Red Vineyards at Arles -- Van Gogh (1888) |
- Exodus 16:2-15 and Psalm 105:1-6, 37-45 •
- Jonah 3:10-4:11 and Psalm 145:1-8 •
- Philippians 1:21-30 •
- Matthew 20:1-16
Occasionally people have thought that this parable has direct application to the workplace, and implies that Christian
bosses ought to pay their workers equally. Or they have found warrant in it for a even wider principle of Christian ethics -- one that supports equal pay for company workers. Yet, Jesus makes it plain that he
is talking about ‘the Kingdom of heaven’. That is to say, his parable concerns the way God
deals with us, not the way we deal with each other. Even if this is what the parable aims to illuminate, however, there still seems be a
problem of interpretation. The vineyard owner says to the laborer who complains that he has worked all day. ‘Friend, I am
doing you no wrong’. Perhaps so, but is this a good enough answer? How can it be just to give the same reward to radically different amounts of work? Don’t the laborers who worked longer deserve more?
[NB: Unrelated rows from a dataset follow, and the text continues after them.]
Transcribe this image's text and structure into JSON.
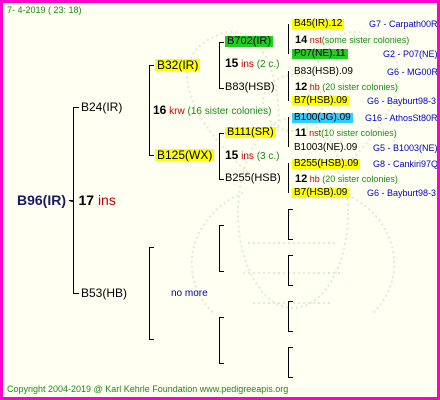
{
  "header": {
    "date": "7-   4-2019  ( 23:  18)"
  },
  "footer": {
    "copyright": "Copyright 2004-2019 @ Karl Kehrle Foundation   www.pedigreeapis.org"
  },
  "colors": {
    "border": "#ff00cc",
    "yellow": "#ffff00",
    "green": "#22cc22",
    "cyan": "#33ccff",
    "text_green": "#1a8a1a",
    "text_red": "#c00000",
    "text_blue": "#0000cc"
  },
  "root": {
    "id": "B96(IR)",
    "gen": "17",
    "note": "ins"
  },
  "father": {
    "id": "B24(IR)"
  },
  "mother": {
    "id": "B53(HB)",
    "note": "no more"
  },
  "gen16": {
    "gen": "16",
    "ins": "krw",
    "note": "(16 sister colonies)"
  },
  "b32": {
    "id": "B32(IR)"
  },
  "b125": {
    "id": "B125(WX)"
  },
  "b702": {
    "id": "B702(IR)",
    "gen": "15",
    "ins": "ins",
    "note": "(2 c.)"
  },
  "b83": {
    "id": "B83(HSB)"
  },
  "b111": {
    "id": "B111(SR)",
    "gen": "15",
    "ins": "ins",
    "note": "(3 c.)"
  },
  "b255": {
    "id": "B255(HSB)"
  },
  "leaves": [
    {
      "id": "B45(IR).12",
      "info": "G7 - Carpath00R"
    },
    {
      "gen": "14",
      "ins": "nst",
      "note": "(some sister colonies)"
    },
    {
      "id": "P07(NE).11",
      "info": "G2 - P07(NE)"
    },
    {
      "id": "B83(HSB).09",
      "info": "G6 - MG00R"
    },
    {
      "gen": "12",
      "ins": "hb",
      "note": "(20 sister colonies)"
    },
    {
      "id": "B7(HSB).09",
      "info": "G6 - Bayburt98-3"
    },
    {
      "id": "B100(JG).09",
      "info": "G16 - AthosSt80R"
    },
    {
      "gen": "11",
      "ins": "nst",
      "note": "(10 sister colonies)"
    },
    {
      "id": "B1003(NE).09",
      "info": "G5 - B1003(NE)"
    },
    {
      "id": "B255(HSB).09",
      "info": "G8 - Cankiri97Q"
    },
    {
      "gen": "12",
      "ins": "hb",
      "note": "(20 sister colonies)"
    },
    {
      "id": "B7(HSB).09",
      "info": "G6 - Bayburt98-3"
    }
  ]
}
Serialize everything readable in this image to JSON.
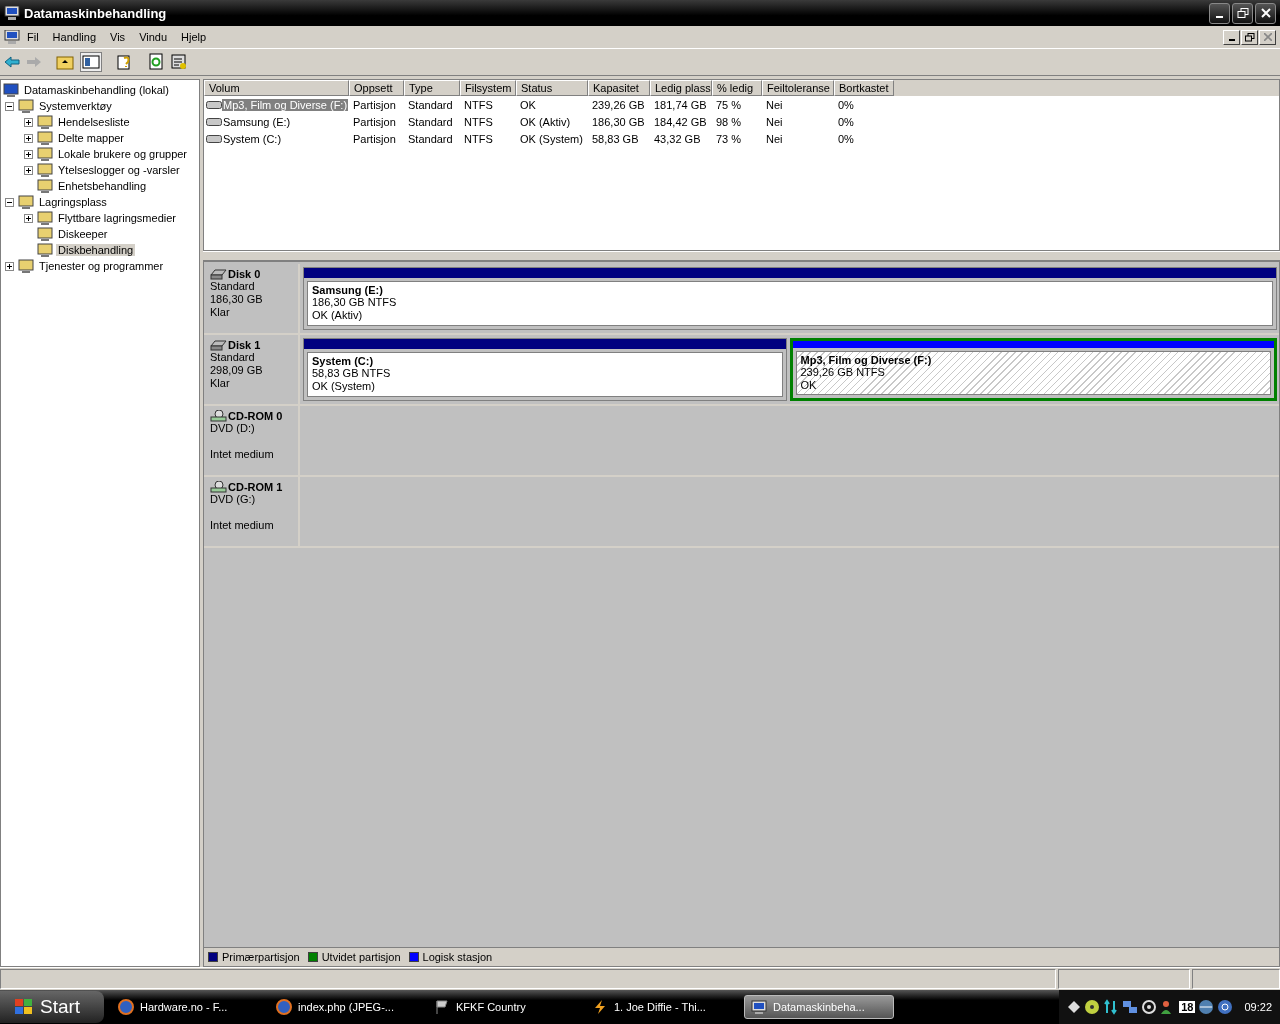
{
  "window": {
    "title": "Datamaskinbehandling"
  },
  "menu": [
    "Fil",
    "Handling",
    "Vis",
    "Vindu",
    "Hjelp"
  ],
  "tree": [
    {
      "label": "Datamaskinbehandling (lokal)",
      "selected": false,
      "children": [
        {
          "label": "Systemverktøy",
          "selected": false,
          "expanded": true,
          "children": [
            {
              "label": "Hendelsesliste",
              "selected": false,
              "expanded": false
            },
            {
              "label": "Delte mapper",
              "selected": false,
              "expanded": false
            },
            {
              "label": "Lokale brukere og grupper",
              "selected": false,
              "expanded": false
            },
            {
              "label": "Ytelseslogger og -varsler",
              "selected": false,
              "expanded": false
            },
            {
              "label": "Enhetsbehandling",
              "selected": false
            }
          ]
        },
        {
          "label": "Lagringsplass",
          "selected": false,
          "expanded": true,
          "children": [
            {
              "label": "Flyttbare lagringsmedier",
              "selected": false,
              "expanded": false
            },
            {
              "label": "Diskeeper",
              "selected": false
            },
            {
              "label": "Diskbehandling",
              "selected": true
            }
          ]
        },
        {
          "label": "Tjenester og programmer",
          "selected": false,
          "expanded": false
        }
      ]
    }
  ],
  "table": {
    "columns": [
      "Volum",
      "Oppsett",
      "Type",
      "Filsystem",
      "Status",
      "Kapasitet",
      "Ledig plass",
      "% ledig",
      "Feiltoleranse",
      "Bortkastet"
    ],
    "rows": [
      {
        "selected": true,
        "cells": [
          "Mp3, Film og Diverse (F:)",
          "Partisjon",
          "Standard",
          "NTFS",
          "OK",
          "239,26 GB",
          "181,74 GB",
          "75 %",
          "Nei",
          "0%"
        ]
      },
      {
        "selected": false,
        "cells": [
          "Samsung  (E:)",
          "Partisjon",
          "Standard",
          "NTFS",
          "OK (Aktiv)",
          "186,30 GB",
          "184,42 GB",
          "98 %",
          "Nei",
          "0%"
        ]
      },
      {
        "selected": false,
        "cells": [
          "System (C:)",
          "Partisjon",
          "Standard",
          "NTFS",
          "OK (System)",
          "58,83 GB",
          "43,32 GB",
          "73 %",
          "Nei",
          "0%"
        ]
      }
    ]
  },
  "disks": [
    {
      "kind": "disk",
      "name": "Disk 0",
      "lines": [
        "Standard",
        "186,30 GB",
        "Klar"
      ],
      "partitions": [
        {
          "kind": "primary",
          "selected": false,
          "name": "Samsung  (E:)",
          "size": "186,30 GB NTFS",
          "status": "OK (Aktiv)"
        }
      ]
    },
    {
      "kind": "disk",
      "name": "Disk 1",
      "lines": [
        "Standard",
        "298,09 GB",
        "Klar"
      ],
      "partitions": [
        {
          "kind": "primary",
          "selected": false,
          "name": "System  (C:)",
          "size": "58,83 GB NTFS",
          "status": "OK (System)"
        },
        {
          "kind": "logical",
          "selected": true,
          "name": "Mp3, Film og Diverse  (F:)",
          "size": "239,26 GB NTFS",
          "status": "OK"
        }
      ]
    },
    {
      "kind": "cdrom",
      "name": "CD-ROM 0",
      "lines": [
        "DVD (D:)"
      ],
      "status": "Intet medium"
    },
    {
      "kind": "cdrom",
      "name": "CD-ROM 1",
      "lines": [
        "DVD (G:)"
      ],
      "status": "Intet medium"
    }
  ],
  "legend": [
    {
      "label": "Primærpartisjon",
      "color": "#000080"
    },
    {
      "label": "Utvidet partisjon",
      "color": "#008000"
    },
    {
      "label": "Logisk stasjon",
      "color": "#0000ff"
    }
  ],
  "taskbar": {
    "start": "Start",
    "tasks": [
      {
        "label": "Hardware.no - F...",
        "kind": "browser",
        "selected": false
      },
      {
        "label": "index.php (JPEG-...",
        "kind": "browser",
        "selected": false
      },
      {
        "label": "KFKF Country",
        "kind": "flag",
        "selected": false
      },
      {
        "label": "1. Joe Diffie - Thi...",
        "kind": "player",
        "selected": false
      },
      {
        "label": "Datamaskinbeha...",
        "kind": "computer",
        "selected": true
      }
    ],
    "tray_badge": "18",
    "clock": "09:22"
  }
}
Salvation -- Endre Bartos (1979) |
These questions have familiar religious
parallels. Universal redemption means that past sins are wiped out. Can it be just for God to treat cheats, child abusers and serial killers in the same way as those who have
been decent Christians all their lives, so long as they express repentance on their
death beds? What is the point of lifelong faithfulness if it makes no difference
in the end?
Knowledge of salvation, then, should dispel all envious glances at those who ‘got away with it’. How could we want more than to live ‘in a manner worthy of the gospel of Christ’, and to do so for as much of our lives as possible?